Since installing a Jones & Shipman 524 Easy surface grinder, Lincoln-based Micrometric Ltd — a specialist in small laser-cut components — has been able to broaden its horizons in terms of component-manufacturing capability while greatly improving its customer response times.
Micrometric had previously relied on sub-contractors for its grinding operations, but changes at its supplier — plus an increasing volume of components needing ground profiles and surfaces — prompted the company to invest in its own grinding machine. Managing director Neil Main says: “Grinding was not a technique we had first hand experience of, but one of our production engineering team had worked in a grinding environment and suggested Jones & Shipman as a start point. We approached them and received a solution that meant we did not look any further.
“The common denominator throughout our customer base is the small size of our components. It’s where we started — in 1982 — and we are now one of about half a dozen UK companies specialising in the development and manufacture of small and micro components.”
This size is reflected in the choice of the J&S grinder from Leicester-based Jones & Shipman Hardinge Ltd
(www.jonesshipman.com). The machine has a grinding bed capacity of 500 x 200mm; it also features the J&S-developed Easy programming software. “Production runs can be anything from 10 to 10,000, but 250 is an average batch size, which is well within the machine’s capacity.
More important is the fact that the range of parts we manufacture is vast. We store the programs on an adjacent PC, and our operators can rapidly call them off when a batch — or even a single item — is required. With the Easy software, this is proving to be a simple, reliable and repeatable operation.”

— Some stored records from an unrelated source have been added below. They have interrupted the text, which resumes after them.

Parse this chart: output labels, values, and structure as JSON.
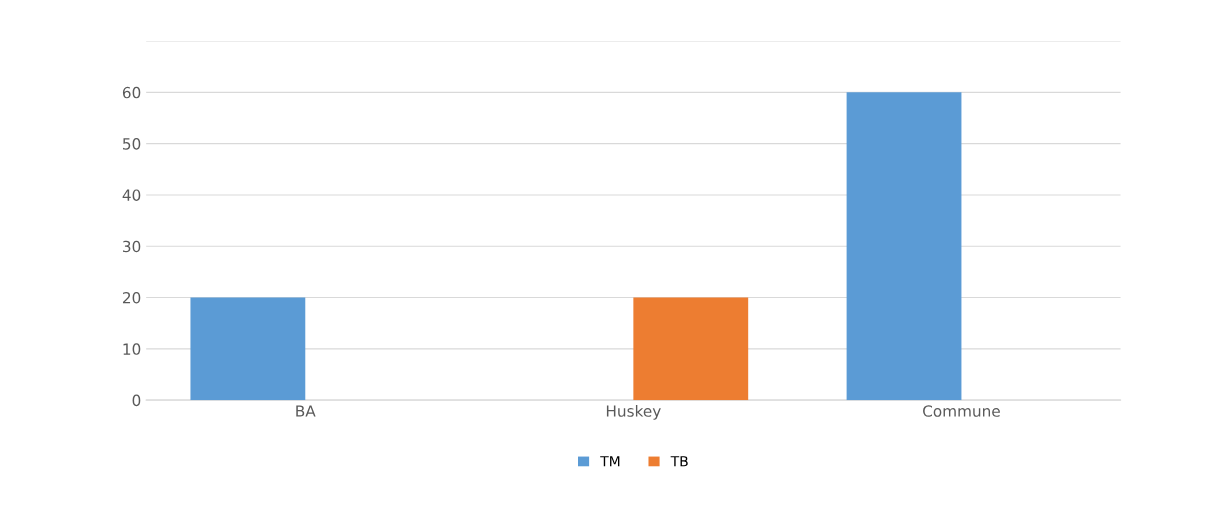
{
  "chart_data": {
    "type": "bar",
    "categories": [
      "BA",
      "Huskey",
      "Commune"
    ],
    "series": [
      {
        "name": "TM",
        "color": "#5b9bd5",
        "values": [
          20,
          0,
          60
        ]
      },
      {
        "name": "TB",
        "color": "#ed7d31",
        "values": [
          0,
          20,
          0
        ]
      }
    ],
    "ylim": [
      0,
      70
    ],
    "yticks": [
      0,
      10,
      20,
      30,
      40,
      50,
      60,
      {
        "value": 70,
        "label": null
      }
    ],
    "grid": "y",
    "legend": "bottom"
  }
}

The Easy touch-screen control, which offers the operator the benefits of CNC without the complexity of a traditional CNC system, features icon-based software that can inter-polate two axes simultaneously to allow the production of complex shapes, angles, pro-files and surfaces. At start up, the operator is offered a choice of three modes — manual, dress or grind. Having made his choice, a range of options is automatically presented, allowing production to start in the shortest possible time.